Croix et médailles russes du règne de Pierre Ier (1682 - 1725)

Introduisant en Russie, le principe des médailles militaires, Pierre Ier s’appuyait sur une coutume préexistante qui s’enracinait dans les profondeurs des siècles. Apparemment, son ancêtre lointain faisant autorité était la « grivna », décoration des chefs victorieux de la drougina (troupe du prince dans l’ancienne Russie de Kiev). Jusqu’à la fin du XVIIe siècle se poursuivit la distribution de ces insignes de distinction militaire sous la forme de monnaies – les « dorées » - La régente Sophie décorait avec, tous sans exceptions, les participants aux vaines campagnes de Crimée de 1687 et 1689, et même s’ils étaient morts, les distinctions étaient reçues par leurs familles.


Dénomination
Date de création
Importance de la partie
Médaille de "table" "Pour la prise de Nöteborg-Schlüsselbourg"
1702
****
Médaille de "table" "Pour la prise de deux navires suédois"
1703
***
Médaille "Pour la prise de Narva"
1704
***
Médaille "Pour la bataille de Kalisz"
1706
**
Médaille "Pour la bataille sur Lewenhaupt à Lesnaya"
1708
***
Médaille "Pour la bataille navale de Gangut"
1714
****

Les maîtres de la cour (du trésor), le ministre des finances et de la salle d’armes ont fabriqué pour cette occasion des milliers d’insignes en or – allant des miniatures d’un quart de tchervonetz (ducat) pour les simples « tirailleurs » aux grandes de plusieurs ducats pour le corps des officiers généraux. Pour le commandant des troupes, favori de la tsarine, le prince V. V. Golitsine fut confectionné un énorme médaillon de 300 tchernovets / ducats porté à une chaîne d’or.

La première décoration attribuée pour faits militaires par Pierre Ier était de la même façon traditionnelle : en septembre 1696 pour la bataille devant Azov, A. C. Cheïn reçut une « dorée » de 13 tchernovetz, Lefort une de 7 ducats, F. A. Golovine de 6 ducats. Avec ces insignes, pour différents mérites, étaient décorés les officiers et les simples soldats et tirailleurs (strelitz) étaient distribués des kopeck dorés. Il existait des décorations pour les soldats sous forme de pièce de 50 kopeck « nouvellement frappés » et de roubles plus tard.

Sous le règne de Pierre-le-Grand, seules des médailles militaires ont été créées, telles que : «Pour la victoire de Lesnaya», «Pour la bataille de Poltava», «Pour la victoire de Gangut», «En souvenir de la paix de Nystadt»…

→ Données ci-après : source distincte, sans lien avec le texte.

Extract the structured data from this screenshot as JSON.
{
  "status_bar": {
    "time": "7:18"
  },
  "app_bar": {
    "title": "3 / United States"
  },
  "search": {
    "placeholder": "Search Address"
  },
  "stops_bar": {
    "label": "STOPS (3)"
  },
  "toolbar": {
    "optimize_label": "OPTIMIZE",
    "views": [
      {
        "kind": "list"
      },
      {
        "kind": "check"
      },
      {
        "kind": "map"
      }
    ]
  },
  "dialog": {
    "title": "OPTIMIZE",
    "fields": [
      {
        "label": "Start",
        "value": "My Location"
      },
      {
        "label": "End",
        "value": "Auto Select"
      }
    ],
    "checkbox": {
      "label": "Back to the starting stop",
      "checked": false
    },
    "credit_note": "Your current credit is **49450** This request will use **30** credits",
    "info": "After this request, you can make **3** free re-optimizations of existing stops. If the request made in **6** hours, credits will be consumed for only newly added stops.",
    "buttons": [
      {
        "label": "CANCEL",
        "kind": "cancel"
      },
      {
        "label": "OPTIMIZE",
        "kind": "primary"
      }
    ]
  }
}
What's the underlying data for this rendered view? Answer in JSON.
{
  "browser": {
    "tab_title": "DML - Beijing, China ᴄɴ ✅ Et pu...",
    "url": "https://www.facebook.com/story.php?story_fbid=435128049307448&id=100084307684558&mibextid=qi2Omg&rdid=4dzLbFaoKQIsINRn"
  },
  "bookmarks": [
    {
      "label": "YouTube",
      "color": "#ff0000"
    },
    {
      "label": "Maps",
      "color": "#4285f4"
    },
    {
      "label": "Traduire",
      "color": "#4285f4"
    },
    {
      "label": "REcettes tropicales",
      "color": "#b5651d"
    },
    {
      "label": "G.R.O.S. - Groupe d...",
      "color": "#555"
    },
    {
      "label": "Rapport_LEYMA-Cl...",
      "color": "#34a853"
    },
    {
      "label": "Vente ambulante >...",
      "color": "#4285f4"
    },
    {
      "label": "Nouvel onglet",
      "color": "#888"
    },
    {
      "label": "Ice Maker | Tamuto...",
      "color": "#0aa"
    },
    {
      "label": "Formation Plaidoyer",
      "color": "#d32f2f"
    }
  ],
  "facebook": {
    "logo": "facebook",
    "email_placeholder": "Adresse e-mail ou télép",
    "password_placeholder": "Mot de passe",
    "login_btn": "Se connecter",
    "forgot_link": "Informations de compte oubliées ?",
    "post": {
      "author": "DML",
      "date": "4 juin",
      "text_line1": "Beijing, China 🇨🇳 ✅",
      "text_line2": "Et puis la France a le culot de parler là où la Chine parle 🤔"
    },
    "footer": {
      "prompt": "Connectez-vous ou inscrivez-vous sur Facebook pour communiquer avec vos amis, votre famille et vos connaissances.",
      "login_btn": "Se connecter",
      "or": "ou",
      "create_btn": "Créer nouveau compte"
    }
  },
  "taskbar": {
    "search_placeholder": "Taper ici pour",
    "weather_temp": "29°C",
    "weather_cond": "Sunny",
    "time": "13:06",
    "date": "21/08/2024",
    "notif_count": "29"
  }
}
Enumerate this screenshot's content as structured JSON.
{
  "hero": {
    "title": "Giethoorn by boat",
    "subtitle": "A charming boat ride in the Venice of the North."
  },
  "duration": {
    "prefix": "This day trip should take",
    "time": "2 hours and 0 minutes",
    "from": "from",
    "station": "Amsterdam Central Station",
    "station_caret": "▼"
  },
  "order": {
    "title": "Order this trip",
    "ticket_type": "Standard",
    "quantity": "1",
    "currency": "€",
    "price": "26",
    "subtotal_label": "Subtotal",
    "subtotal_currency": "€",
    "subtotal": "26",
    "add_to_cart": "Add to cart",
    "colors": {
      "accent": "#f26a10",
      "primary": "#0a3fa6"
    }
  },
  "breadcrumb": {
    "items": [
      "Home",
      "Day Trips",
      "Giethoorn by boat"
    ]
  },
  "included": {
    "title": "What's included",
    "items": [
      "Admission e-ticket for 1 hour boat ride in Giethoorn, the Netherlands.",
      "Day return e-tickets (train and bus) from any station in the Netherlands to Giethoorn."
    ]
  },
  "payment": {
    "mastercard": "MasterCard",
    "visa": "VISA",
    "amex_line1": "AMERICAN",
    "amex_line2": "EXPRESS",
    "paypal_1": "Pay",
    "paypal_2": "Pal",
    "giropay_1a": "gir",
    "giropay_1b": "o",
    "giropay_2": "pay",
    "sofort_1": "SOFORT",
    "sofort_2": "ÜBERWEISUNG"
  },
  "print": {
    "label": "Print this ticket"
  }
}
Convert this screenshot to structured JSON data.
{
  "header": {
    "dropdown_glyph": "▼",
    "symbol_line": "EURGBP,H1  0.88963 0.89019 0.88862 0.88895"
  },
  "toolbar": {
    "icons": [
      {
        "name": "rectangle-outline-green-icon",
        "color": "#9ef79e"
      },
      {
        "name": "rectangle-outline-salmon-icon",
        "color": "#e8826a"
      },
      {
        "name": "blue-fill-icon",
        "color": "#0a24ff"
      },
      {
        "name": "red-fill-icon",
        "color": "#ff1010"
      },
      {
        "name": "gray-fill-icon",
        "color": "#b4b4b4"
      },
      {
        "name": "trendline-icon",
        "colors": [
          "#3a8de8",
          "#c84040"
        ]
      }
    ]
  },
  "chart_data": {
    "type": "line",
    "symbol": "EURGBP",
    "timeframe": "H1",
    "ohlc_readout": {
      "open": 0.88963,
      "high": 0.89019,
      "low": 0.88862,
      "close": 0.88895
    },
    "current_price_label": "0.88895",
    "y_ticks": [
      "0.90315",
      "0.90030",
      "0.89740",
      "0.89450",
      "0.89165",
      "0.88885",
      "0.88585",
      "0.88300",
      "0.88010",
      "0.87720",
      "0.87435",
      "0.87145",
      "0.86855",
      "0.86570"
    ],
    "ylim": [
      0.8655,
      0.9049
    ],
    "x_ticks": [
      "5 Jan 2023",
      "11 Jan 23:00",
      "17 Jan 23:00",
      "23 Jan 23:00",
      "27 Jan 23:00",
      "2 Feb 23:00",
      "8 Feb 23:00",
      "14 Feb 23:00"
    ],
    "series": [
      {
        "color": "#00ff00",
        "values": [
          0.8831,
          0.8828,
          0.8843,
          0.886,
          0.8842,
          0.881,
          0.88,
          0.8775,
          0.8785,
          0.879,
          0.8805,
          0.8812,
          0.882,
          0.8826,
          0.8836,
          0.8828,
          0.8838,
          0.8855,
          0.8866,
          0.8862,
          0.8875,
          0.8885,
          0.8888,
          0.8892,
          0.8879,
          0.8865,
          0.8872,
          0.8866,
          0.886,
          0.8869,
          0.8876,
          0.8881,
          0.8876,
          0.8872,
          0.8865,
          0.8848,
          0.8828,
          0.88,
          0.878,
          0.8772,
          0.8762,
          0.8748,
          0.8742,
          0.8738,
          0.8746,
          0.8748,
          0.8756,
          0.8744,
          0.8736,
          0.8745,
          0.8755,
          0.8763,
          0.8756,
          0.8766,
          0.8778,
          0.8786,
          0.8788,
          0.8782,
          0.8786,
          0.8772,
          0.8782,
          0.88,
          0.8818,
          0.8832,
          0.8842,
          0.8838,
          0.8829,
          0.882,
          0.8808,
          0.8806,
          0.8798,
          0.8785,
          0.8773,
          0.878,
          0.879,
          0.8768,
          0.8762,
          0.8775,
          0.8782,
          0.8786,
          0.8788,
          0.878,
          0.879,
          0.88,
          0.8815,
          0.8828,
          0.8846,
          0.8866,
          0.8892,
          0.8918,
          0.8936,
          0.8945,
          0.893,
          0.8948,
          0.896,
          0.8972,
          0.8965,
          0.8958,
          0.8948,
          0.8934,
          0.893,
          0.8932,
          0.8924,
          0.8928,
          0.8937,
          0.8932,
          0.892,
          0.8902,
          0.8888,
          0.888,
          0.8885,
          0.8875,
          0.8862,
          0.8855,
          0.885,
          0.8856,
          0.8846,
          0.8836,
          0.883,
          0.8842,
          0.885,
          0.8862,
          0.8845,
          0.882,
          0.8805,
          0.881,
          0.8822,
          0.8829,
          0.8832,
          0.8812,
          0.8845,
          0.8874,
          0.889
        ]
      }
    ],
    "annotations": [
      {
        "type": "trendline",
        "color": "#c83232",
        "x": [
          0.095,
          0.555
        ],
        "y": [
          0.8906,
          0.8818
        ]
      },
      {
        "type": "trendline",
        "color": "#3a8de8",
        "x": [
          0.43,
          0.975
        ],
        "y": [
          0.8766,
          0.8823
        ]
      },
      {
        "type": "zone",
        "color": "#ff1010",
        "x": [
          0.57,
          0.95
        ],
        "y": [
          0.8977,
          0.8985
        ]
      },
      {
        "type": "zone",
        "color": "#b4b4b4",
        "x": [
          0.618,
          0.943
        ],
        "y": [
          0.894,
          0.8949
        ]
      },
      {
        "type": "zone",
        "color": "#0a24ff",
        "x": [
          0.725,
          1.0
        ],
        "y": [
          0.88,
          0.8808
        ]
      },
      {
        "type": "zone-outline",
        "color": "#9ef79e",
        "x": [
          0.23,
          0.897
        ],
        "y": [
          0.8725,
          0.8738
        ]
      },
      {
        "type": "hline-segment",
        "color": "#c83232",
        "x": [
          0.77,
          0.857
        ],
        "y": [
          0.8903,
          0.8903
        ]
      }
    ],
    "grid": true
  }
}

Les principaux changements dans le système de récompenses survenu à l’époque de Pierre sont entièrement liés, d’un côté aux réformes militaires et de l’autre côté à la réforme du système monétaire.

La frappe monétaire et les médailles dans le premier quart du XVIIIe siècle se développent en Russie très rapidement et atteint un haut niveau tant dans la fabrication que dans la facture artistique de la réalisation.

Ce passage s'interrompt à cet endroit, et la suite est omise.